Case’s lawyer argued the Crown was at fault for the delays because it opted to try Loyer and Case together, rather than separately, forcing his client to wait 35 months, well in excess of Jordan.
But Kurke ruled the allegations against the pair involved incidents in which they are both accused of participating at the same time. Severing the cases would have meant having complainants testify more than once, repeatedly detailing traumatic assaults they say they endured.

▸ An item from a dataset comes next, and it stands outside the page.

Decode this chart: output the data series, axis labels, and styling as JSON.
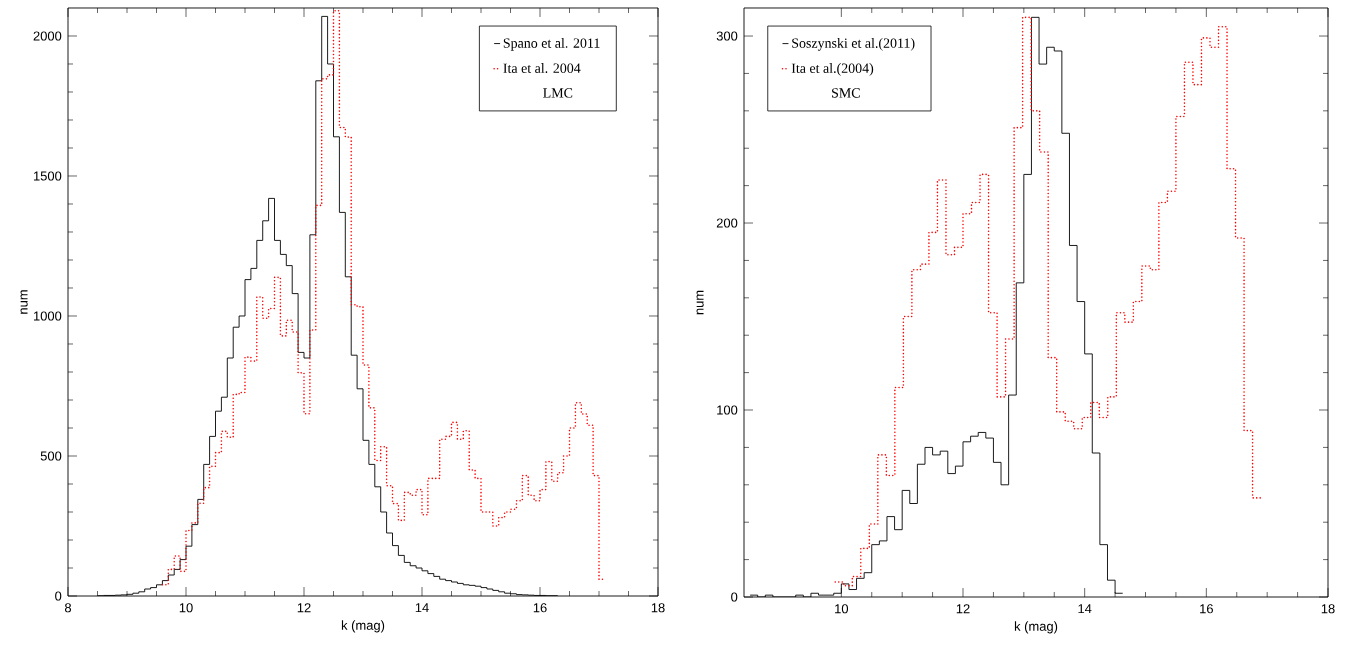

“Factual overlap and interconnectedness, and limiting the trauma to the complainants of testifying on multiple occasions justified joint proceedings,” he ruled. “It was manifestly in the interests of justice for the Crown not to sever the accused persons, and instead to push for the setting of an in-court judicial pre-trial at the earliest time acceptable to the applicants. That was done.”
When all the factors are taken into account, Kurke ruled the delay in the first charge Case is facing is 24 months, again well below the time limit set in the Jordan case.
For the trial Case is facing by himself, which begins 31.5 months after he was charged, the judge ruled 10 weeks was a result of delays caused by the defence.
And since Case was initially willing to follow timelines similar to Loyer’s case, another eight weeks should be deducted.
In total, Kurke ruled the delay was 25.5 months, well short of the 30-month limit.
“Both applicants were slow to file statements of issues for the purpose of the preliminary inquiry, though they had been ordered to do so at the judicial pre-trial in the Ontario Court of Justice,” the transcript says. “Both applicants refused earlier dates in order to get consecutive dates for the preliminary inquiry. Both applicants refused dates for the holding of the Superior Court pre-trial, even after so much time was lost during applicant Loyer’s (Legal Aid) application issues.
“All of this was done virtually in the face of Crown efforts to move the matter along. Crown counsel repeatedly noted concern about the delay, urged that the matter be marked peremptory, and insisted on the setting of dates. When the required statements of issues were not forthcoming, the Crown pushed for their filing. The Crown never indicated that it was unavailable for any date that was offered.”